Keir Starmer a annoncé ce lundi sa démission en tant que Premier ministre du Royaume-Uni et en tant que leader du Parti travailliste, après seulement deux ans en poste et une pression interne devenue insoutenable.
Le travailliste s'est présenté sans questions au numéro 10 de Downing Street pour confirmer une sortie que les médias britanniques anticipaient depuis vendredi.
Avant de s'adresser aux journalistes postés depuis l'aube devant la résidence officielle, il a communiqué sa décision au roi Charles III, qui se trouvait dans son domaine de Highgrove, dans le Gloucestershire.
«La question que se pose maintenant dans mon parti est de savoir si je suis la personne la plus appropriée pour nous diriger en vue des prochaines élections générales. J'ai entendu la réponse de mon groupe parlementaire à cette question et je l'accepte de bon cœur», a déclaré Starmer d'une voix maîtrisée.
Il restera en fonction de manière intérimaire jusqu'à ce que le Parti travailliste désigne un nouveau leader, un processus qui devrait s'achever début septembre 2026.
Starmer est arrivé au pouvoir en juillet 2024 avec une victoire écrasante : 411 sièges et 9,7 millions de votes, mettant fin à 14 années de gouvernements conservateurs. Cependant, l'usure a été rapide et profonde.
L'accumulation de scandales a érodé sa crédibilité depuis le premier instant. Le plus grave fut la nomination de Peter Mandelson en tant qu'ambassadeur aux États-Unis, qui a déclenché une crise en révélant que Mandelson avait menti sur sa relation avec le financier condamné Jeffrey Epstein lors de son processus de confirmation, et que son amitié était « profonde » et s'est poursuivie même après la condamnation d'Epstein en 2008. Le refus de Mandelson de remettre son téléphone personnel pour l'enquête a aggravé le scandale.
A cela s'ajoutent l'acceptation de cadeaux de luxe et d'entrées gratuites à des concerts par Starmer et plusieurs ministres, les réductions des subventions pour le carburant des retraités, l'augmentation de l'impôt sur les successions pour les propriétés agricoles —qui a déclenché des manifestations massives à travers le pays— et la tentative infructueuse de limiter les subventions pour les familles avec un troisième enfant, dont le Gouvernement a dû se rétracter.

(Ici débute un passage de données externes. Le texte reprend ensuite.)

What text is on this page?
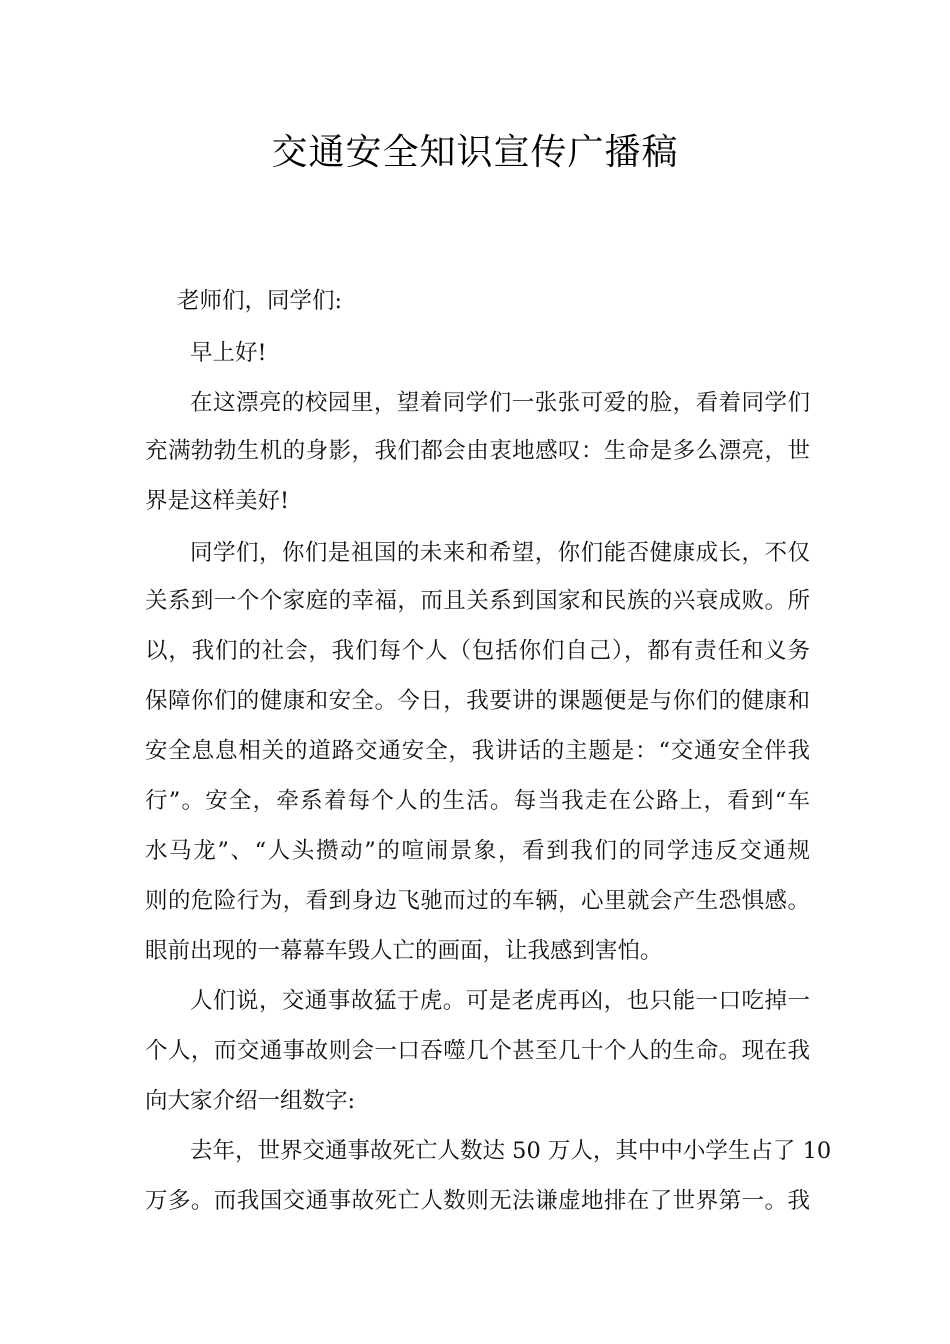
交通安全知识宣传广播稿
老师们，同学们:
早上好!
在这漂亮的校园里，望着同学们一张张可爱的脸，看着同学们
充满勃勃生机的身影，我们都会由衷地感叹：生命是多么漂亮，世
界是这样美好!
同学们，你们是祖国的未来和希望，你们能否健康成长，不仅
关系到一个个家庭的幸福，而且关系到国家和民族的兴衰成败。所
以，我们的社会，我们每个人（包括你们自己），都有责任和义务
保障你们的健康和安全。今日，我要讲的课题便是与你们的健康和
安全息息相关的道路交通安全，我讲话的主题是：“交通安全伴我
行”。安全，牵系着每个人的生活。每当我走在公路上，看到“车
水马龙”、“人头攒动”的喧闹景象，看到我们的同学违反交通规
则的危险行为，看到身边飞驰而过的车辆，心里就会产生恐惧感。
眼前出现的一幕幕车毁人亡的画面，让我感到害怕。
人们说，交通事故猛于虎。可是老虎再凶，也只能一口吃掉一
个人，而交通事故则会一口吞噬几个甚至几十个人的生命。现在我
向大家介绍一组数字:
去年，世界交通事故死亡人数达 50 万人，其中中小学生占了 10
万多。而我国交通事故死亡人数则无法谦虚地排在了世界第一。我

Le 7 mai, les travaillistes ont subi une débâcle lors des élections locales en Angleterre, en Écosse et au Pays de Galles, perdant près de 1 500 conseillers face à l'avancée du parti populiste de droite Reform UK, dirigé par Nigel Farage. La popularité de Starmer s'est effondrée jusqu'à 19% selon YouGov.
Le coup décisif est arrivé le 18 juin, lorsque Andy Burnham a remporté l'élection partielle de Makerfield avec 54,8 % des voix, ce qui lui a permis de récupérer un siège à la Chambre des communes et de se préparer à défier formellement le leadership. Plus de 70 députés travaillistes avaient déjà demandé la démission de Starmer.
L'ancien maire du Grand Manchester a pris ses fonctions en tant que député ce lundi, vers 14h30, heure locale, et est le grand favori pour succéder à Starmer à la tête du gouvernement.
Wes Streeting, qui a démissionné en tant que secrétaire à la Santé le mois dernier en déclarant que continuer serait « indigne », a également annoncé qu'il se présenterait à la compétition interne s'il y en avait une.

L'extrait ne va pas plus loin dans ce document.